I am hardly a social butterfly, but I do entitle myself to an evening out now and again. Whenever I do, even if I carve out extra Harry Potter read-aloud time first, I can be sure that my seven-year-old will be in high dudgeon, mumbling to himself “why does she have to go out EVERY NIGHT?” and holding back the tears.
Last night, though, he was totally copacetic with the idea. I tousled his hair, got a “purple kiss and purple hug” from Maggie, and was free to be out the door as soon as I said goodbye to their five-year-old brother.
Not in the toy room. Not in the bathroom.
I found him in his bedroom. Under the covers. Sobbing.
MOMMY: Shea! What’s the matter?
SEAMUS: I weally don’t want you to weave.
MOMMY: Honey, I’ll be home soon.
SEAMUS: But what if I need you?
MOMMY: Daddy will be here.
SEAMUS: But what if I need YOU?
MOMMY: Why would you need only me?
SEAMUS: What if I make you something?
MOMMY: How can you make me something if you’re in your bed?
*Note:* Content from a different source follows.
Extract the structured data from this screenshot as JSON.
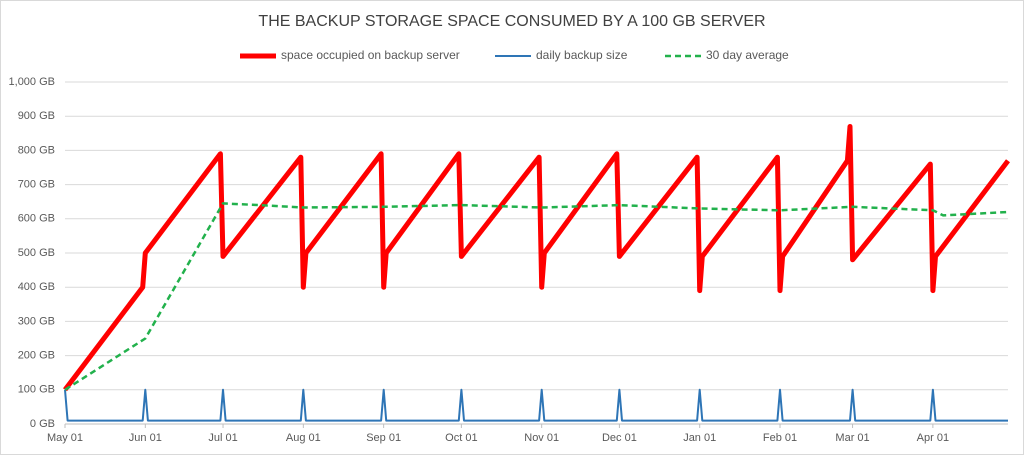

SEAMUS: What if I get up, and get out of bed when Daddy’s not wooking, and get paper, and dwaw a valentine for you, and you’re not here when I’m done? WHAT THEN?
What then, indeed. Well played, Seamus. I had no choice but to change tactics and distract via tickle torture before sneaking out.
Home at 9:30 p.m. No valentine emergencies while I was gone, thank goodness.